La deuxième question importante concerne la résolution adoptée il y a une semaine par le Parlement européen déclarant la Russie « Etat sponsor du terrorisme ». Les médias russes se sont d’abord moqués de cette résolution. Les commentateurs ont souligné que les résolutions du Parlement européen n’ont aucune valeur juridique et ne sont que des relations publiques. Cependant, le participant indique qu’une telle interprétation est erronée. La résolution du Parlement européen a conduit à des mesures dans les États membres de l’UE qui auront force de loi et sont très préjudiciables aux intérêts de la Russie. A titre d’exemple, il a cité la nouvelle initiative française visant à créer un tribunal chargé de traiter les cas de crimes de guerre présumés commis par la Russie dans le cadre de sa campagne en Ukraine. Encore une fois, le temps d’antenne russe a été consacré à expliquer pourquoi la “réconciliation” avec le monde occidental n’est pas une option pour la Russie en ce moment.

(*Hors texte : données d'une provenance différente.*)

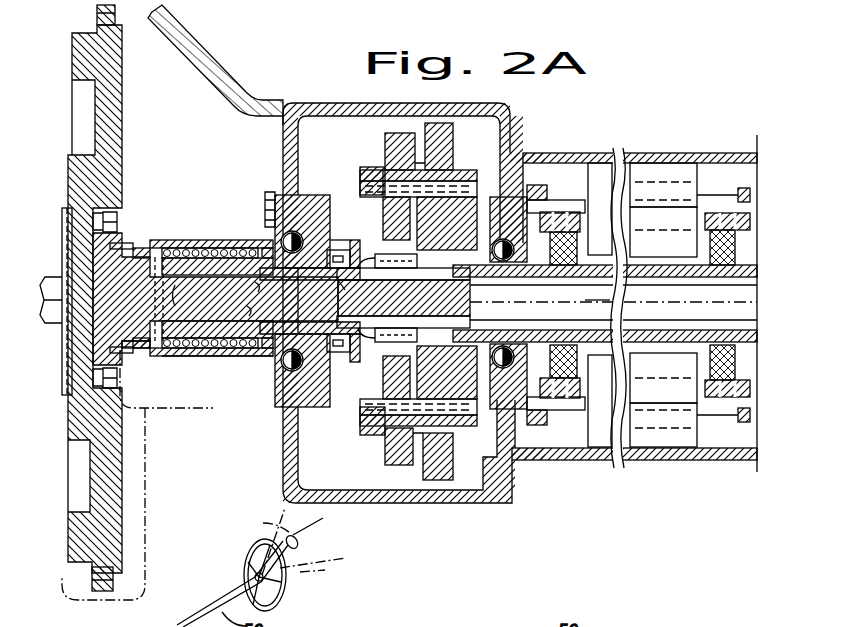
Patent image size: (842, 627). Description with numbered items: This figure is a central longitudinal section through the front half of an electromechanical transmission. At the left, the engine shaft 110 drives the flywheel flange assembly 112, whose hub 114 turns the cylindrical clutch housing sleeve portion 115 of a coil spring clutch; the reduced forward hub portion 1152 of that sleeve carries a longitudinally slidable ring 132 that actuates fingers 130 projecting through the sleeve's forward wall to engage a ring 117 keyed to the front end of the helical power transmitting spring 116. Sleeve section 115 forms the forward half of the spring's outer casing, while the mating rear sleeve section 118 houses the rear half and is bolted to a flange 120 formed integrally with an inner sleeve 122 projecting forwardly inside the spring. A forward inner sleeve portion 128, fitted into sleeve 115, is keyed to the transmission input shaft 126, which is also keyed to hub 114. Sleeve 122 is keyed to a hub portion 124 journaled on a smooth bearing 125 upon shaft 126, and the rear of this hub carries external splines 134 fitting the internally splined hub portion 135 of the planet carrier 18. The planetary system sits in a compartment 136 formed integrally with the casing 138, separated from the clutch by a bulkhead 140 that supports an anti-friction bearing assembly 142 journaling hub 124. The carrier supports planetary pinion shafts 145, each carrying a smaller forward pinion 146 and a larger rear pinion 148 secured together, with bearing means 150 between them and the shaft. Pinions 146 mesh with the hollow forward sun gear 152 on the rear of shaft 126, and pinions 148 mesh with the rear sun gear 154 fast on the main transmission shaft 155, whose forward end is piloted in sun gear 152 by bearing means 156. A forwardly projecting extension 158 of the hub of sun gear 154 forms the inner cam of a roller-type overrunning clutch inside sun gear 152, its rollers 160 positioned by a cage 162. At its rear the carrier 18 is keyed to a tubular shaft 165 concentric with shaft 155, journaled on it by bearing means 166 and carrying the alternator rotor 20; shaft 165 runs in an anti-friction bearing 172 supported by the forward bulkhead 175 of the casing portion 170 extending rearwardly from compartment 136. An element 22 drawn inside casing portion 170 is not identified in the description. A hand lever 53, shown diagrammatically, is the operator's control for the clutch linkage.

The flywheel flange assembly 112 is at (90, 382).
The reduced forward hub portion 1152 is at (90, 253).
The engine shaft 110 is at (50, 280).
The hub 114 is at (148, 278).
The forward inner sleeve portion 128 is at (191, 295).
The inner sleeve 122 is at (243, 289).
The smooth bearing 125 is at (235, 311).
The rear spring sleeve section 118 is at (228, 240).
The helical power transmitting spring 116 is at (205, 250).
The clutch housing sleeve portion 115 is at (175, 242).
The longitudinally slidable fingers 130 is at (135, 357).
The ring 117 is at (190, 362).
The longitudinally slidable ring 132 is at (123, 358).
The casing 138 is at (195, 50).
The compartment 136 is at (350, 103).
The bulkhead 140 is at (283, 121).
The flange 120 is at (265, 195).
The hub portion 124 is at (313, 268).
The transmission input shaft 126 is at (305, 292).
The anti-friction bearing assembly 142 is at (338, 188).
The forward sun gear 152 is at (362, 372).
The external splines 134 is at (300, 215).
The internally splined hub portion 135 is at (355, 207).
The planetary pinion shafts 145 is at (362, 172).
The planet carrier 18 is at (384, 172).
The forward planet pinion 146 is at (400, 133).
The rear planet pinion 148 is at (450, 133).
The bearing means 150 is at (406, 180).
The rollers 160 is at (405, 270).
The cage 162 is at (405, 268).
The forwardly projecting extension 158 is at (405, 312).
The bearing means 156 is at (372, 305).
The bearing means 166 is at (472, 290).
The anti-friction bearing 172 is at (510, 252).
The forward bulkhead 175 is at (510, 178).
The rear sun gear 154 is at (525, 310).
The main transmission shaft 155 is at (590, 312).
The casing portion 170 is at (592, 127).
The tubular shaft 165 is at (745, 278).
The motor stator 22 is at (667, 170).
The alternator rotor 20 is at (670, 243).
The hand lever 53 is at (267, 557).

Ce n’est pas dans mon style de renvoyer les lecteurs aux interviews ou aux écrits des autres, mais je vais enfreindre cette règle en fournissant le lien vers une estimation précieuse de l’équilibre des forces entre la Russie et l’Ukraine à l’approche de l’hiver : https://www. youtube.com/watch?v=F3MkvWxdJrU

Dans cette interview, le colonel Douglas Macgregor explique en détail et habilement comment les services de renseignement américains estiment désormais les forces russes massées en Ukraine et à proximité à plus de 500 000 hommes, avec un grand nombre de chars, de missiles, de bombardiers de précision, d’hélicoptères et d’autres armes prêtes à l’emploi. utiliser l’équipement. Il s’attend à ce que ces troupes se déplacent sur le terrain et submergent toute l’armée ukrainienne une fois que le sol sera complètement gelé et résistant aux véhicules lourds et à l’artillerie, à savoir à partir de la mi-décembre.

Source : Gilbert Doctorow.com

Gilbert Doctorow est titulaire d’un doctorat en histoire de l’Université de Columbia. Dans cette interview, l’universitaire installé en Belgique révèle le vrai visage des dirigeants politiques américains et européens qu’il qualifie de “lâches”, “corrompus” et “incompétents”. Il décortique la guerre en Ukraine, explique l’ingérence des Etats-Unis dans les affaires de pays tiers, dont l’Algérie, donne les causes de la servilité de l’Union européenne envers Washington et pointe du doigt l’autocensure “massive et omniprésente”. rend la presse occidentale “docile”.